Stwierdziłaś kiedyś, że 85% Twoich wyborów nie jest związanych z biznesplanem. Czy mogłabyś podzielić się przykładami intuicyjnych decyzji, które okazały się przełomowe dla Twojej kariery?
Jednym z moich intuicyjnych wyborów była decyzja o zaprezentowaniu prac Martina Gampera. Jego podejście do projektowania i rekonfiguracji mebli głęboko rezonowało z moją wizją Nilufaru. Mimo że w tamtym czasie nie był to konwencjonalny wybór, nasza współpraca wniosła do galerii świeżą perspektywę i przyciągnęła nową publiczność. Innym przykładem jest włączenie do ekspozycji sztuki cyfrowej i immersyjnych instalacji współczesnych artystów, takich jak Andrés Reisinger. Nowoczesne formy wyrazu zwiększyły zasięg i znaczenie Nilufaru w erze cyfrowej.
Które nowe talenty artystyczne lub projektowe przyciągają obecnie Twoją uwagę? Kto jest dla Ciebie najbardziej interesującym artystą roku?
Wskazanie tylko jednego artysty to spore wyzwanie. Powiedziałabym, że wszyscy projektanci, których reprezentuję, są bardzo istotni dla mnie i dla dialogu projektowego.
Obecnie jestem szczególnie zainteresowana pracami Maximiliana Marchesaniego i Audrey Large. Niespotykane wybory materiałów i zdolność Marchesaniego do łączenia tradycyjnego rzemiosła ze współczesnym designem sprawiają, że jego prace wyróżniają się na tle innych.
Audrey Large urzeka swoją sztuką cyfrową i rzeźbami, które rzucają wyzwanie konwencjonalnym normom. Oboje artyści reprezentują przyszłość, wnosząc świeże pomysły i przesuwając granice kreatywności.
Jakie masz plany na przyszłość dotyczące rozwoju Nilufaru i siebie samej jako kuratorki i kolekcjonerki?
Moje plany obejmują konsekwentne rozszerzanie naszej międzynarodowej działalności poprzez współpracę i wystawy na całym świecie.
Dodatkowo jestem też zaangażowana w rozwój naszej linii projektowej Open Edition, która opracowywana jest przez Nilufar, a następnie dystrybuowana przez wysokiej klasy sprzedawców detalicznych na całym świecie. Moim celem jest utrzymanie Nilufaru w czołówce świata designu.
Nina Yashar
Urodziła się w Teheranie w 1957 roku. W wieku sześciu lat przeniosła się z rodziną do Mediolanu, gdzie jej ojciec otworzył sklep z antykami specjalizujący się w dywanach. Chodziła do szkoły żydowskiej i w młodości była aktywna w ruchu feministycznym. Studiowała sztukę na uniwersytecie w Wenecji, a następnie wróciła do Mediolanu, aby przez rok pomagać w rodzinnym biznesie.

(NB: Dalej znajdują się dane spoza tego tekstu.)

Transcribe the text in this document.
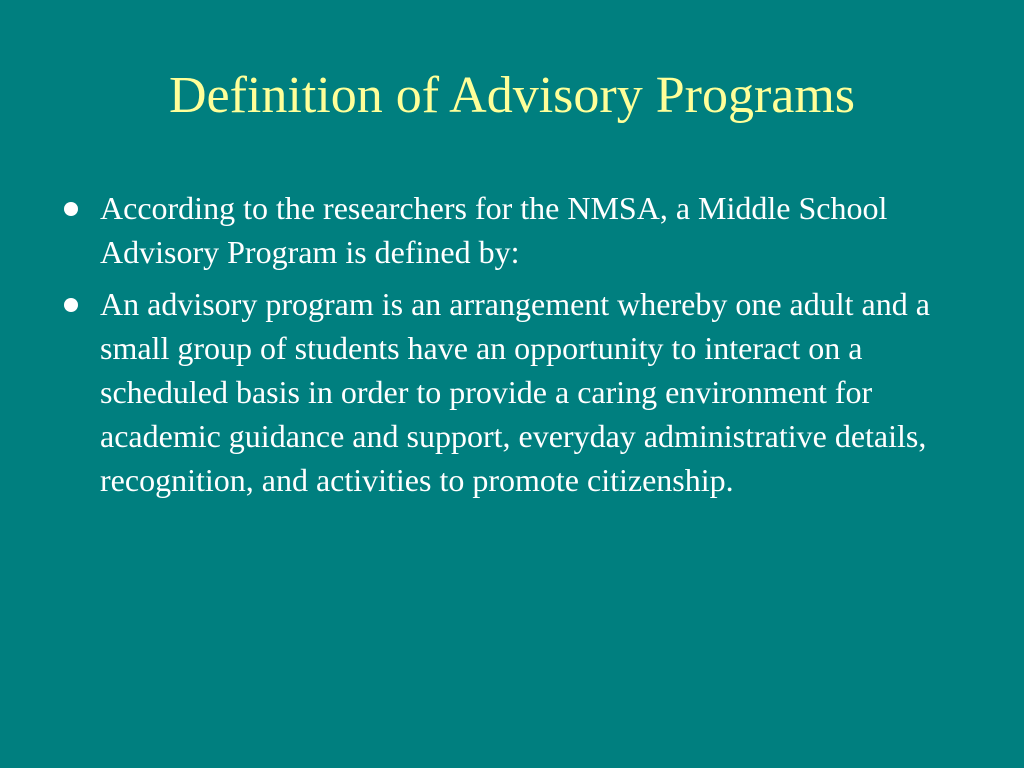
Definition of Advisory Programs
According to the researchers for the NMSA, a Middle School Advisory Program is defined by:
An advisory program is an arrangement whereby one adult and a small group of students have an opportunity to interact on a scheduled basis in order to provide a caring environment for academic guidance and support, everyday administrative details, recognition, and activities to promote citizenship.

W 1979 roku otworzyła galerię Nilufar przy via Bigli, w której początkowo sprzedawała dywany z archiwum swojego ojca. Pod koniec lat 70. zafascynował ją design skandynawski – kolekcję designerskich mebli kupiła w Sztokholmie i wystawiła w swojej galerii. Przełomowa wystawa „Swedish Rugs and Scandinavian Furniture” ukierunkowała profil jej galerii w stronę mebli i designu. W 2015 zainaugurowała Nilufar Depot – przestrzeń zaprojektowaną przez Massimiliana Locatelliego. Ponadto od 2012 roku Nina Yashar organizuje cykliczne wystawy Nilufar Squat w różnych lokalizacjach: w Paryżu, Los Angeles, Londynie czy Bejrucie.
Nina Yashar posiada jedną z największych kolekcji mebli Liny Bo Bardi i Gio Pontiego, a wśród gwiazd, z którymi współpracowała, są m.in. Martino Gamper, Bethan Laura Wood, Osanna Visconti i Massimiliano Locatelli. Działalność marki Nilufar stanowi jeden z najważniejszych punktów odniesienia dla projektantów, kolekcjonerów, instytucji i entuzjastów designu.